Лайсве пыталась вспомнить что-то о смерти и жизни, связанное не с человеческой историей, а с историей животных, водой и влечением. Однажды между заросших сорняками рельсов метро она нашла белый медальон в виде розы, вырезанный из кости животного. Вероятно, слоновьей. Она отнесла его в Омбард.

– Это не слоновая кость, – сказал старик-запятая. – Этот бивень намного старше. – Он рассмотрел медальон в лупу. – Он восходит к началу времен.

– Бивень мамонта? – прошептала Лайсве. Она знала, что перед Великим разливом и крушением мира люди стали находить бивни древних мамонтов – те торчали из земли и вечной мерзлоты по берегам Лены. Примерно в то же самое время аксолотли – нежно-розовые амфибии, которых Лайсве любила больше всех живых существ на свете, – начали мигрировать по каналам, берущим начало от озера Сочимилько. Мамонты давно вымерли, аксолотлям едва удалось избежать той же участи; это и пробудило ее любопытство.

Но больше всего ее занимали две другие темы. Первой была подпольная индустрия по торговле бивнями: как только бивни доисторических мамонтов стали находить в большом количестве, на них началась охота. Второй была способность аксолотлей отращивать оторванные конечности.

В Якутии, где люди всю жизнь с трудом перебивались охотой и рыбалкой в близлежащих лесах и реках, целые деревни внезапно разбогатели на «мамонтовой лихорадке». Бивни мамонтов – «ледяная кость» – пользовались особым спросом в Китае; китайцы закупали более восьмидесяти тонн «ледяной кости» в год. Столкнувшись с запретом на продажу слоновой кости, китайские резчики наводнили Якутию, охотясь за мамонтовыми бивнями. Для участников новой индустрии «ледяная кость» стала нежданным источником дохода; для ученых – потенциальной возможностью узнать недостающую информацию о мамонтах и причинах их гибели. Две противоборствующие силы – деньги и знания, деньги и выживание – вызвали смуту в обществе.
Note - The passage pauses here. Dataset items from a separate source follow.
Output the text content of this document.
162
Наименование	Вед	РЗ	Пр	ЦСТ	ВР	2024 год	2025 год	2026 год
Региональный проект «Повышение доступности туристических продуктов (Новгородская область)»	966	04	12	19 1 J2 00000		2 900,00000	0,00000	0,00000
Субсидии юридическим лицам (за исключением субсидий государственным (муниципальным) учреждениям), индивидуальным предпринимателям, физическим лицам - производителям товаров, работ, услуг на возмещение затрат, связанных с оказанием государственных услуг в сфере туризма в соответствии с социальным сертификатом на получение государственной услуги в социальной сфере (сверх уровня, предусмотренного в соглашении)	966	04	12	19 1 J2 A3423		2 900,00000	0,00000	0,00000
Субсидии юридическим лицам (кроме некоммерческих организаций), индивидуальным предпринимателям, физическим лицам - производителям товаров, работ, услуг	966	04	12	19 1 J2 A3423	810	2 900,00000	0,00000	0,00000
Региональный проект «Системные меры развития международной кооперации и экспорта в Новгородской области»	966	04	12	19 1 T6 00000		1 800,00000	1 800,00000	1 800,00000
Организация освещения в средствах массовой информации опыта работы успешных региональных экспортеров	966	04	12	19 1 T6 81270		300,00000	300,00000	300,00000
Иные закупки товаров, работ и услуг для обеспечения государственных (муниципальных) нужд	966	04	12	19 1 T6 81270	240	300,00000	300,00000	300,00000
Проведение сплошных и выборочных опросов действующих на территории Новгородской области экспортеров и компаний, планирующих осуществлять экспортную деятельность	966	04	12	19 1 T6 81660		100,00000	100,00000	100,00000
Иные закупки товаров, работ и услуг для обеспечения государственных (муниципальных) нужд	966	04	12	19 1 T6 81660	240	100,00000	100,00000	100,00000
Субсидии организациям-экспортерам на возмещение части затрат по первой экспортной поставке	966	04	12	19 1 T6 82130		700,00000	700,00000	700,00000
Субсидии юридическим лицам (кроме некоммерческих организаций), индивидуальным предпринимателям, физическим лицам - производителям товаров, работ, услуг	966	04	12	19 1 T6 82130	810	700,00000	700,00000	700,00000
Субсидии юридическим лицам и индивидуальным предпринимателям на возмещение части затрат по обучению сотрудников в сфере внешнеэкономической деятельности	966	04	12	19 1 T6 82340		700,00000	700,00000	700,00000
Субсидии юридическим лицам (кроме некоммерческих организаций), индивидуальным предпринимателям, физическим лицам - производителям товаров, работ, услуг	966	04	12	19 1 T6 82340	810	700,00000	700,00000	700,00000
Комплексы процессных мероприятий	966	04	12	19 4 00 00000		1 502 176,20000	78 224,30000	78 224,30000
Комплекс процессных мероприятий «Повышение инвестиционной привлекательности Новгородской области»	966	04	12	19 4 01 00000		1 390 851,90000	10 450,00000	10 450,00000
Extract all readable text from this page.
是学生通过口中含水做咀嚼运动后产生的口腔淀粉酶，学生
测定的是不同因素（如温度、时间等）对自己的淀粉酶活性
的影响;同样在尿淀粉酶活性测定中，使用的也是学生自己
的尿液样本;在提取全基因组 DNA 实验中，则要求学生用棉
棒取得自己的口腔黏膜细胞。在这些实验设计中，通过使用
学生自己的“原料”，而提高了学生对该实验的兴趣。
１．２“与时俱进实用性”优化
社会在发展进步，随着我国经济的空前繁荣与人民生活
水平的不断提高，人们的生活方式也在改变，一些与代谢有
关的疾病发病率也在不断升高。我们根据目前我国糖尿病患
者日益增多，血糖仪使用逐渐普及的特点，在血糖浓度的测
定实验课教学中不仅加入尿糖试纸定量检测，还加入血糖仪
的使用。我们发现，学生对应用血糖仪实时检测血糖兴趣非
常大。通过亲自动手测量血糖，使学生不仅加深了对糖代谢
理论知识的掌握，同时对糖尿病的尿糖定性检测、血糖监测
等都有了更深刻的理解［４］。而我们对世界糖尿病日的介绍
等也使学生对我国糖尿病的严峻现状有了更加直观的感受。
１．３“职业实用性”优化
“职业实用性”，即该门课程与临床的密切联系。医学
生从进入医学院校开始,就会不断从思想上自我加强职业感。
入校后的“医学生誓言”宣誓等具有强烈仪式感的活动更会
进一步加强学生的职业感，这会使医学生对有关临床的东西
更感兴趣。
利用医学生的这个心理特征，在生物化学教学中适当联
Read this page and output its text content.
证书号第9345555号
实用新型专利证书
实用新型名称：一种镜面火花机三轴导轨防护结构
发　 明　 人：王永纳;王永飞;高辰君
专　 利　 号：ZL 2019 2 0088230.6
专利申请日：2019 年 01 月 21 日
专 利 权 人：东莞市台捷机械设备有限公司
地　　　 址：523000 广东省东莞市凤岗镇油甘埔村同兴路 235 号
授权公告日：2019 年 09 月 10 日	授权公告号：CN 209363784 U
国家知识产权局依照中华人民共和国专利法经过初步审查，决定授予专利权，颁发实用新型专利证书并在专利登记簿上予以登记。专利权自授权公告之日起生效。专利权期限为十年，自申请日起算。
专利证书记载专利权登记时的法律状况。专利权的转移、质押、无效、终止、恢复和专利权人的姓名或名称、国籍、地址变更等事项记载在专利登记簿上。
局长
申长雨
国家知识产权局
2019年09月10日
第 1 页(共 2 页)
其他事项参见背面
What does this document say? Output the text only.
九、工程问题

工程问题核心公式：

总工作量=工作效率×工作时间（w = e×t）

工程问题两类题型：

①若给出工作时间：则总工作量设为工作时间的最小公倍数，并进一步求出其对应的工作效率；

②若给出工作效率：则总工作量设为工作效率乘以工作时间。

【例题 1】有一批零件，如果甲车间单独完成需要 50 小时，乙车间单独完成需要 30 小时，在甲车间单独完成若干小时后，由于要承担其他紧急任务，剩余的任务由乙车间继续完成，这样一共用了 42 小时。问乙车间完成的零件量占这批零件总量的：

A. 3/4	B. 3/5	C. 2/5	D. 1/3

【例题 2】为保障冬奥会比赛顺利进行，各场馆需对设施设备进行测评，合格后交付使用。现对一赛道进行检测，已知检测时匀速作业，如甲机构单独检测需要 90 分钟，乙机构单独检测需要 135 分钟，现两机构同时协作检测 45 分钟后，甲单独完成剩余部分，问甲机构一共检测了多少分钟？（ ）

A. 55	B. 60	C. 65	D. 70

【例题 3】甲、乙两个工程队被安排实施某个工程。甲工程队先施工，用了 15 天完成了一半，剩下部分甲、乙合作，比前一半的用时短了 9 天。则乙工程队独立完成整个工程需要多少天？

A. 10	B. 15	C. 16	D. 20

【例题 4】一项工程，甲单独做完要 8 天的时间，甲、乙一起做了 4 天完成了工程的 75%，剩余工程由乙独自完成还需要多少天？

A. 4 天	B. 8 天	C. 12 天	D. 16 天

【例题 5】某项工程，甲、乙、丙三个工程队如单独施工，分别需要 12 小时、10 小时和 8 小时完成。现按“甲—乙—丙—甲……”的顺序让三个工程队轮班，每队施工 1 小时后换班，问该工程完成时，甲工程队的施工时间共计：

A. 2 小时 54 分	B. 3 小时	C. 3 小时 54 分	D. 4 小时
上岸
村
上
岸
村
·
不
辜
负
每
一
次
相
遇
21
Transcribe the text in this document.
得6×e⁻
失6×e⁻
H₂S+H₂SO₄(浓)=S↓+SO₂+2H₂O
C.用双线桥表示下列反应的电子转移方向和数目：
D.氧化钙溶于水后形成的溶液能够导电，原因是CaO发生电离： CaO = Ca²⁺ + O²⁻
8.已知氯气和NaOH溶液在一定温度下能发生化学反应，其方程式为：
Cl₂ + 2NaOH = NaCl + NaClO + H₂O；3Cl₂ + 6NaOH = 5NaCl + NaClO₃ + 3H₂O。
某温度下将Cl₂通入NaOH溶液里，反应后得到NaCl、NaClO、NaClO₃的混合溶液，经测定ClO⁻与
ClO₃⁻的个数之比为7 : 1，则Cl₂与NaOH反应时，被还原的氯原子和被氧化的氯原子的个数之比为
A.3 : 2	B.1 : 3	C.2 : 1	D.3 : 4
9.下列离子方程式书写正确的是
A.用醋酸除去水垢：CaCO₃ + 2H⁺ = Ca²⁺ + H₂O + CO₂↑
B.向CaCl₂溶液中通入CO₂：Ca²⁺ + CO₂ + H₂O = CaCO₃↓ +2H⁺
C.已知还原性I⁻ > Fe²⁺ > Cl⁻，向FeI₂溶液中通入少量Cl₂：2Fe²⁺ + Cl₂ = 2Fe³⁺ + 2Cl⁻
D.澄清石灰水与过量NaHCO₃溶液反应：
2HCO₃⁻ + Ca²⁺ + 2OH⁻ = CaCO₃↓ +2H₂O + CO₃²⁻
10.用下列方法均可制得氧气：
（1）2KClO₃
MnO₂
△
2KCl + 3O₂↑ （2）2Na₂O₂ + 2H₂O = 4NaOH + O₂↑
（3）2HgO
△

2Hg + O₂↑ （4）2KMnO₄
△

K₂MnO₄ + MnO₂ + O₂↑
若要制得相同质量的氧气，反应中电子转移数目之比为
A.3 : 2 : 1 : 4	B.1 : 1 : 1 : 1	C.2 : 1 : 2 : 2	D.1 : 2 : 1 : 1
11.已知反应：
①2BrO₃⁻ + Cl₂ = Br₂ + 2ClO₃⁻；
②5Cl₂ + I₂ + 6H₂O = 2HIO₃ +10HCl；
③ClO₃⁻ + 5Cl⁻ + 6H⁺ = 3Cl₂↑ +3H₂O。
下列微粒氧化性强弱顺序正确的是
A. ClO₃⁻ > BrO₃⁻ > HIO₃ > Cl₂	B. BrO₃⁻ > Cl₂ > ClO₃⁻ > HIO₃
Сложно сказать, как повлияла мамонтовая лихорадка на нелегальную добычу бивней африканских слонов. Но Лайсве поняла одно: земля подбросила людям мамонтовые бивни как испытание, желая посмотреть, как они поступят. Когда прежде происходило нечто подобное – во времена алмазной или золотой лихорадки – у людей всегда был выбор. У Лайсве сохранилась сенсорное воспоминание из детства, вспышка на сетчатке, ряд крошечных движущихся изображений рядом с изображением матери, которое она носила в телесной памяти, – она уже видела бивни мамонта раньше. Они смотрели на нее из земли и, казалось, что-то говорили, но что именно, она не знала. Бивни тянулись к небу призрачными вопросительными знаками.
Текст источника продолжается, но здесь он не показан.